Zum 1. September haben rund 150 Gasanbieter Preiserhöhungen angekündigt, weitere 130 planen dies zum 1. Oktober. Damit erhöhen bis zu 280 Gasanbieter noch vor dem Winter ihre Preise.

Neben der Anzahl der Anbieter, die ihre Preise erhöhen, erschreckt auch die Höhe der Steigerungen. Bisher lag der größte Preisanstieg bei 29 Prozent, diese Runde führen die Vereinigten Stadtwerken in Schleswig-Holstein mit einer Erhöhung um 31 Prozent an.

Für einen durchschnittlichen Haushalt mit einem Verbrauch von ca. 20 000 Kilowattstunden und einer Leistung von 15 Kilowatt bedeutet dies eine Steigerung der Ausgaben für Erdgas von 396 Euro auf das gesamte Jahr gerechnet, berichtet Focus.
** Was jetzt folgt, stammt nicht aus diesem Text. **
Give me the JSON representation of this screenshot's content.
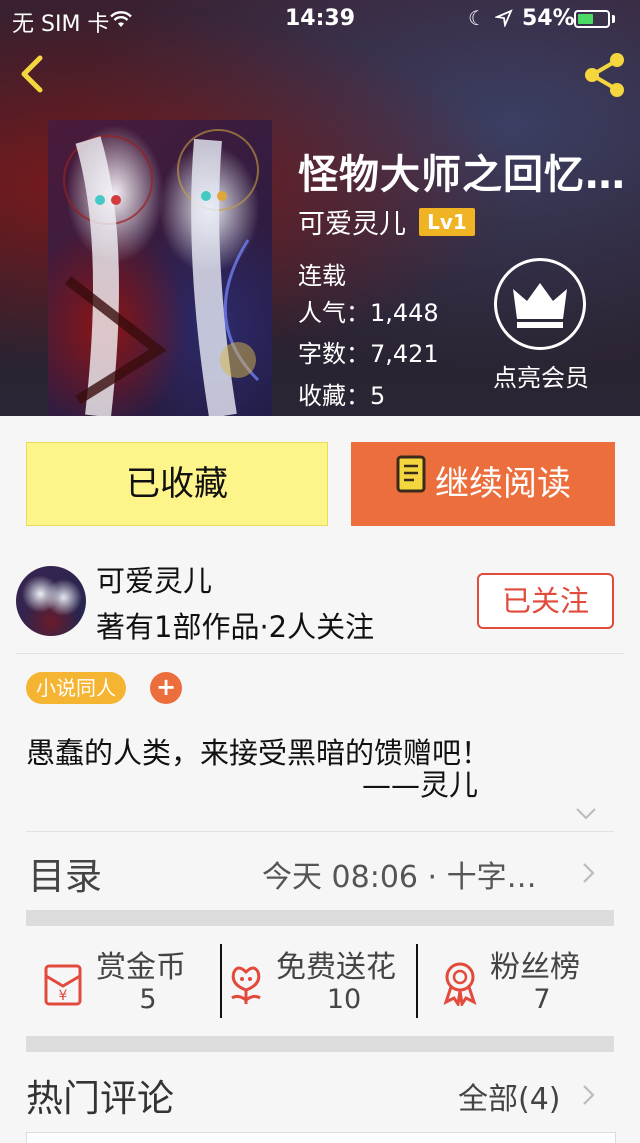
{
  "status_bar": {
    "carrier": "无 SIM 卡",
    "time": "14:39",
    "battery_percent": "54%",
    "battery_level": 0.54,
    "battery_color": "#4cd964"
  },
  "nav": {
    "back_icon": "chevron-left-icon",
    "share_icon": "share-icon",
    "icon_color": "#f4d63e"
  },
  "book": {
    "title": "怪物大师之回忆…",
    "author": "可爱灵儿",
    "level": "Lv1",
    "status": "连载",
    "popularity": "人气：1,448",
    "word_count": "字数：7,421",
    "favorites": "收藏：5"
  },
  "vip": {
    "label": "点亮会员",
    "icon": "crown-icon"
  },
  "actions": {
    "collected_label": "已收藏",
    "read_label": "继续阅读",
    "read_icon": "book-icon",
    "collected_bg": "#fdf48a",
    "read_bg": "#ec6e3d"
  },
  "author_block": {
    "name": "可爱灵儿",
    "stats": "著有1部作品·2人关注",
    "follow_label": "已关注",
    "follow_color": "#e24a3c"
  },
  "tags": {
    "items": [
      "小说同人"
    ],
    "add_label": "+"
  },
  "description": {
    "line1": "愚蠢的人类，来接受黑暗的馈赠吧！",
    "line2": "——灵儿"
  },
  "toc": {
    "title": "目录",
    "latest": "今天 08:06 · 十字…"
  },
  "stats": {
    "reward": {
      "label": "赏金币",
      "value": "5",
      "icon": "red-envelope-icon"
    },
    "flower": {
      "label": "免费送花",
      "value": "10",
      "icon": "flower-icon"
    },
    "fans": {
      "label": "粉丝榜",
      "value": "7",
      "icon": "medal-icon"
    }
  },
  "comments": {
    "title": "热门评论",
    "all_label": "全部(4)"
  }
}
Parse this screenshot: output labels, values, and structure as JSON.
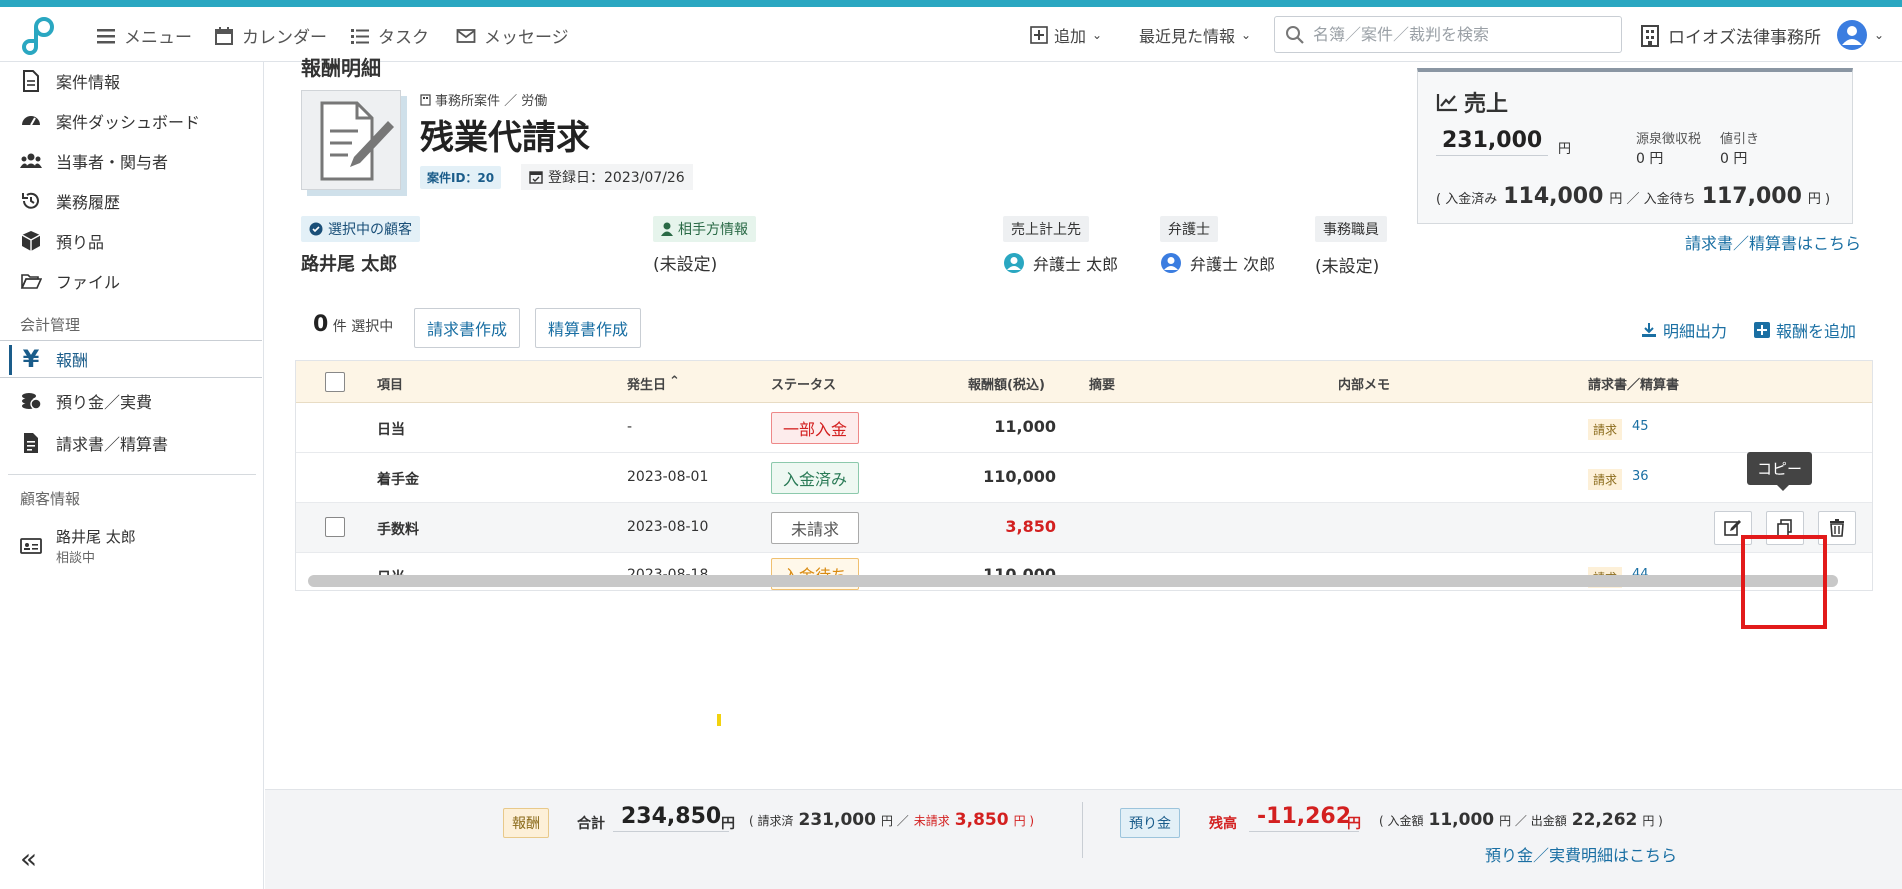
{
  "topbar": {
    "menu": "メニュー",
    "calendar": "カレンダー",
    "task": "タスク",
    "message": "メッセージ",
    "add": "追加",
    "recent": "最近見た情報",
    "search_placeholder": "名簿／案件／裁判を検索",
    "office": "ロイオズ法律事務所"
  },
  "sidebar": {
    "items": [
      {
        "label": "案件情報",
        "icon": "document-icon"
      },
      {
        "label": "案件ダッシュボード",
        "icon": "dashboard-icon"
      },
      {
        "label": "当事者・関与者",
        "icon": "people-icon"
      },
      {
        "label": "業務履歴",
        "icon": "history-icon"
      },
      {
        "label": "預り品",
        "icon": "box-icon"
      },
      {
        "label": "ファイル",
        "icon": "folder-icon"
      }
    ],
    "accounting_section": "会計管理",
    "accounting_items": [
      {
        "label": "報酬",
        "icon": "yen-icon"
      },
      {
        "label": "預り金／実費",
        "icon": "coins-icon"
      },
      {
        "label": "請求書／精算書",
        "icon": "invoice-icon"
      }
    ],
    "client_section": "顧客情報",
    "client": {
      "name": "路井尾 太郎",
      "status": "相談中"
    }
  },
  "case": {
    "cut_title": "報酬明細",
    "breadcrumb": "事務所案件 ／ 労働",
    "title": "残業代請求",
    "id_label": "案件ID：20",
    "registered": "登録日：2023/07/26"
  },
  "info": {
    "client_label": "選択中の顧客",
    "client_name": "路井尾 太郎",
    "opponent_label": "相手方情報",
    "opponent_value": "(未設定)",
    "sales_target_label": "売上計上先",
    "sales_target": "弁護士 太郎",
    "lawyer_label": "弁護士",
    "lawyer": "弁護士 次郎",
    "staff_label": "事務職員",
    "staff": "(未設定)"
  },
  "sales": {
    "title": "売上",
    "amount": "231,000",
    "yen": "円",
    "withholding_label": "源泉徴収税",
    "withholding": "0 円",
    "discount_label": "値引き",
    "discount": "0 円",
    "paid_prefix": "( 入金済み",
    "paid": "114,000",
    "mid": "円 ／ 入金待ち",
    "waiting": "117,000",
    "suffix": "円 )",
    "link": "請求書／精算書はこちら"
  },
  "actions": {
    "selected_count": "0",
    "selected_suffix": "件 選択中",
    "invoice_btn": "請求書作成",
    "settle_btn": "精算書作成",
    "export": "明細出力",
    "add_fee": "報酬を追加"
  },
  "table": {
    "headers": {
      "item": "項目",
      "date": "発生日",
      "status": "ステータス",
      "amount": "報酬額(税込)",
      "summary": "摘要",
      "memo": "内部メモ",
      "invoice": "請求書／精算書"
    },
    "rows": [
      {
        "item": "日当",
        "date": "-",
        "status": "一部入金",
        "amount": "11,000",
        "inv_tag": "請求",
        "inv_num": "45"
      },
      {
        "item": "着手金",
        "date": "2023-08-01",
        "status": "入金済み",
        "amount": "110,000",
        "inv_tag": "請求",
        "inv_num": "36"
      },
      {
        "item": "手数料",
        "date": "2023-08-10",
        "status": "未請求",
        "amount": "3,850",
        "inv_tag": "",
        "inv_num": ""
      },
      {
        "item": "日当",
        "date": "2023-08-18",
        "status": "入金待ち",
        "amount": "110,000",
        "inv_tag": "請求",
        "inv_num": "44"
      }
    ],
    "tooltip": "コピー"
  },
  "footer": {
    "fee_tag": "報酬",
    "total_label": "合計",
    "total": "234,850",
    "yen": "円",
    "billed_prefix": "( 請求済",
    "billed": "231,000",
    "billed_mid": "円 ／",
    "unbilled_label": "未請求",
    "unbilled": "3,850",
    "unbilled_suffix": "円 )",
    "deposit_tag": "預り金",
    "balance_label": "残高",
    "balance": "-11,262",
    "in_prefix": "( 入金額",
    "in_amount": "11,000",
    "out_mid": "円 ／ 出金額",
    "out_amount": "22,262",
    "out_suffix": "円 )",
    "deposit_link": "預り金／実費明細はこちら"
  }
}
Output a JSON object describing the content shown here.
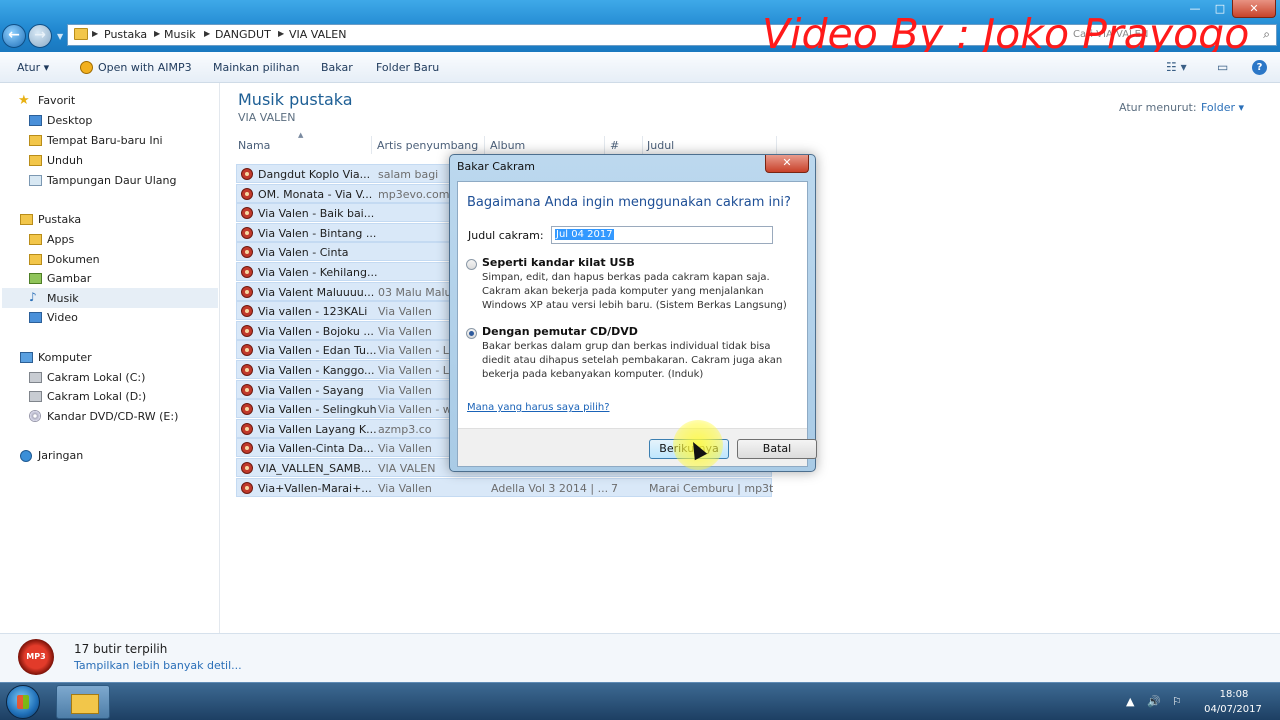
{
  "watermark": "Video By : Joko Prayogo",
  "addressbar": {
    "crumbs": [
      "Pustaka",
      "Musik",
      "DANGDUT",
      "VIA VALEN"
    ],
    "search_text": "Cari VIA VALEN"
  },
  "window_controls": {
    "minimize": "—",
    "maximize": "□",
    "close": "✕"
  },
  "toolbar": {
    "organize": "Atur ▾",
    "open_with": "Open with AIMP3",
    "play_selection": "Mainkan pilihan",
    "burn": "Bakar",
    "new_folder": "Folder Baru",
    "view_icon": "☷ ▾",
    "preview_icon": "▭",
    "help_icon": "?"
  },
  "sidebar": {
    "favorites": {
      "label": "Favorit",
      "items": [
        "Desktop",
        "Tempat Baru-baru Ini",
        "Unduh",
        "Tampungan Daur Ulang"
      ]
    },
    "libraries": {
      "label": "Pustaka",
      "items": [
        "Apps",
        "Dokumen",
        "Gambar",
        "Musik",
        "Video"
      ]
    },
    "computer": {
      "label": "Komputer",
      "items": [
        "Cakram Lokal (C:)",
        "Cakram Lokal (D:)",
        "Kandar DVD/CD-RW (E:)"
      ]
    },
    "network": {
      "label": "Jaringan"
    }
  },
  "main": {
    "title": "Musik pustaka",
    "subtitle": "VIA VALEN",
    "sort_label": "Atur menurut:",
    "sort_value": "Folder ▾",
    "columns": [
      "Nama",
      "Artis penyumbang",
      "Album",
      "#",
      "Judul"
    ],
    "rows": [
      {
        "name": "Dangdut Koplo  Via...",
        "artist": "salam bagi",
        "album": "",
        "num": "",
        "title": ""
      },
      {
        "name": "OM. Monata - Via V...",
        "artist": "mp3evo.com",
        "album": "",
        "num": "",
        "title": ""
      },
      {
        "name": "Via Valen - Baik bai...",
        "artist": "",
        "album": "",
        "num": "",
        "title": ""
      },
      {
        "name": "Via Valen - Bintang ...",
        "artist": "",
        "album": "",
        "num": "",
        "title": ""
      },
      {
        "name": "Via Valen - Cinta",
        "artist": "",
        "album": "",
        "num": "",
        "title": ""
      },
      {
        "name": "Via Valen - Kehilang...",
        "artist": "",
        "album": "",
        "num": "",
        "title": ""
      },
      {
        "name": "Via Valent Maluuuu...",
        "artist": "03 Malu Malu",
        "album": "",
        "num": "",
        "title": ""
      },
      {
        "name": "Via vallen - 123KALi",
        "artist": "Via Vallen",
        "album": "",
        "num": "",
        "title": ""
      },
      {
        "name": "Via Vallen - Bojoku ...",
        "artist": "Via Vallen",
        "album": "",
        "num": "",
        "title": ""
      },
      {
        "name": "Via Vallen - Edan Tu...",
        "artist": "Via Vallen - Lag",
        "album": "",
        "num": "",
        "title": ""
      },
      {
        "name": "Via Vallen - Kanggo...",
        "artist": "Via Vallen - Lag",
        "album": "",
        "num": "",
        "title": ""
      },
      {
        "name": "Via Vallen - Sayang",
        "artist": "Via Vallen",
        "album": "",
        "num": "",
        "title": ""
      },
      {
        "name": "Via Vallen - Selingkuh",
        "artist": "Via Vallen - ww",
        "album": "",
        "num": "",
        "title": ""
      },
      {
        "name": "Via Vallen Layang K...",
        "artist": "azmp3.co",
        "album": "",
        "num": "",
        "title": ""
      },
      {
        "name": "Via Vallen-Cinta Da...",
        "artist": "Via Vallen",
        "album": "",
        "num": "",
        "title": ""
      },
      {
        "name": "VIA_VALLEN_SAMB...",
        "artist": "VIA VALEN",
        "album": "",
        "num": "",
        "title": ""
      },
      {
        "name": "Via+Vallen-Marai+...",
        "artist": "Via Vallen",
        "album": "Adella Vol 3 2014 | ...",
        "num": "7",
        "title": "Marai Cemburu | mp3t..."
      }
    ]
  },
  "dialog": {
    "title": "Bakar Cakram",
    "close": "✕",
    "question": "Bagaimana Anda ingin menggunakan cakram ini?",
    "disc_title_label": "Judul cakram:",
    "disc_title_value": "Jul 04 2017",
    "option_usb": {
      "title": "Seperti kandar kilat USB",
      "desc": "Simpan, edit, dan hapus berkas pada cakram kapan saja. Cakram akan bekerja pada komputer yang menjalankan Windows XP atau versi lebih baru. (Sistem Berkas Langsung)",
      "selected": false
    },
    "option_cd": {
      "title": "Dengan pemutar CD/DVD",
      "desc": "Bakar berkas dalam grup dan berkas individual tidak bisa diedit atau dihapus setelah pembakaran. Cakram juga akan bekerja pada kebanyakan komputer. (Induk)",
      "selected": true
    },
    "help_link": "Mana yang harus saya pilih?",
    "next_button": "Berikutnya",
    "cancel_button": "Batal"
  },
  "details": {
    "icon_label": "MP3",
    "count": "17 butir terpilih",
    "more": "Tampilkan lebih banyak detil..."
  },
  "taskbar": {
    "time": "18:08",
    "date": "04/07/2017",
    "tray_icons": [
      "▲",
      "🔊",
      "⚐"
    ]
  }
}
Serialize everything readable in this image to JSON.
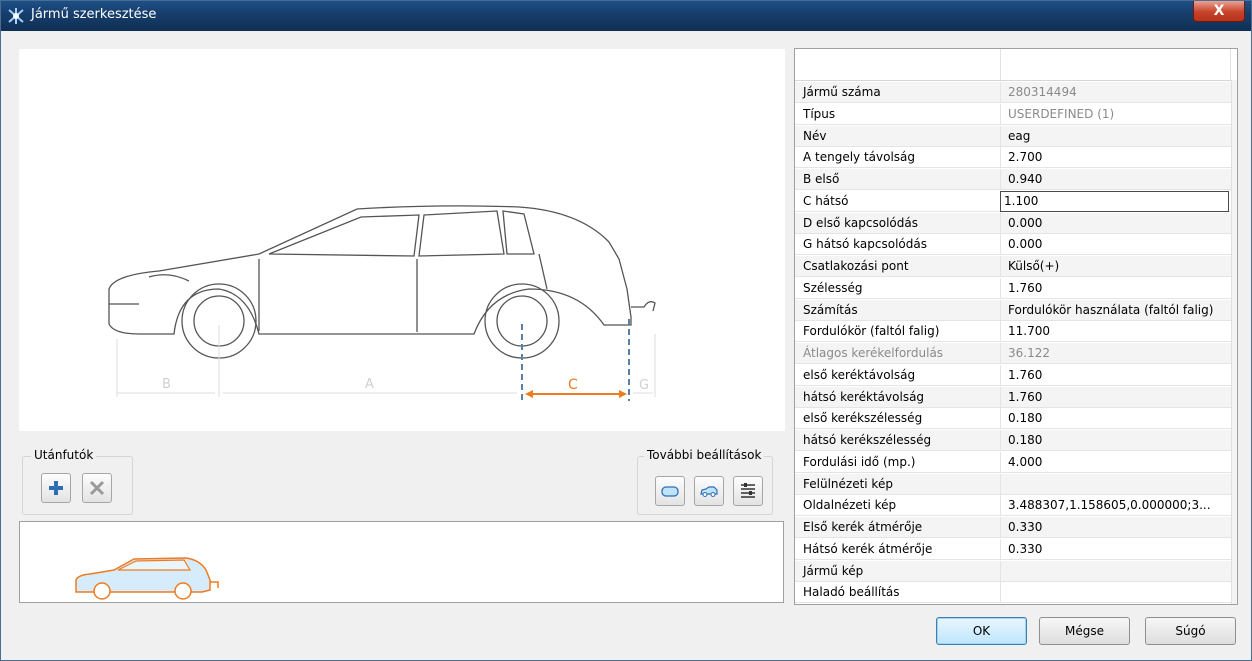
{
  "window": {
    "title": "Jármű szerkesztése",
    "close_label": "X"
  },
  "diagram": {
    "labels": {
      "a": "A",
      "b": "B",
      "c": "C",
      "g": "G"
    },
    "highlight_color": "#ee7b22"
  },
  "trailers": {
    "label": "Utánfutók"
  },
  "more_settings": {
    "label": "További beállítások"
  },
  "properties": [
    {
      "name": "Jármű száma",
      "value": "280314494",
      "muted_value": true
    },
    {
      "name": "Típus",
      "value": "USERDEFINED (1)",
      "muted_value": true
    },
    {
      "name": "Név",
      "value": "eag"
    },
    {
      "name": "A tengely távolság",
      "value": "2.700"
    },
    {
      "name": "B első",
      "value": "0.940"
    },
    {
      "name": "C hátsó",
      "value": "1.100",
      "editing": true
    },
    {
      "name": "D első kapcsolódás",
      "value": "0.000"
    },
    {
      "name": "G hátsó kapcsolódás",
      "value": "0.000"
    },
    {
      "name": "Csatlakozási pont",
      "value": "Külső(+)"
    },
    {
      "name": "Szélesség",
      "value": "1.760"
    },
    {
      "name": "Számítás",
      "value": "Fordulókör használata (faltól falig)"
    },
    {
      "name": "Fordulókör (faltól falig)",
      "value": "11.700"
    },
    {
      "name": "Átlagos kerékelfordulás",
      "value": "36.122",
      "muted_name": true,
      "muted_value": true
    },
    {
      "name": "első keréktávolság",
      "value": "1.760"
    },
    {
      "name": "hátsó keréktávolság",
      "value": "1.760"
    },
    {
      "name": "első kerékszélesség",
      "value": "0.180"
    },
    {
      "name": "hátsó kerékszélesség",
      "value": "0.180"
    },
    {
      "name": "Fordulási idő (mp.)",
      "value": "4.000"
    },
    {
      "name": "Felülnézeti kép",
      "value": ""
    },
    {
      "name": "Oldalnézeti kép",
      "value": "3.488307,1.158605,0.000000;3..."
    },
    {
      "name": "Első kerék átmérője",
      "value": "0.330"
    },
    {
      "name": "Hátsó kerék átmérője",
      "value": "0.330"
    },
    {
      "name": "Jármű kép",
      "value": ""
    },
    {
      "name": "Haladó beállítás",
      "value": ""
    }
  ],
  "buttons": {
    "ok": "OK",
    "cancel": "Mégse",
    "help": "Súgó"
  }
}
Die Stadtwerke Duisburg führen derzeit die Tabelle der Gasanbieter mit 1604 Euro jährlich für Gas für einen Musterhaushalt an. Ein Wechsel zu einem günstigeren Anbieter vor Ort spart hier bis zu 253 Euro. Die Stadtwerke Pforzheim sind mit 1150 Euro aktuell der deutschlandweit günstigste Gasanbieter.
Allein vom 1. Januar bis zum 1. August stieg das Preisniveau bei Gas um rund acht Prozent, ermittelte Verivox, dies obwohl der Ölpreis, an den der Gaspreis immernoch gebunden ist, zwischenzeitlich wieder gesunken ist.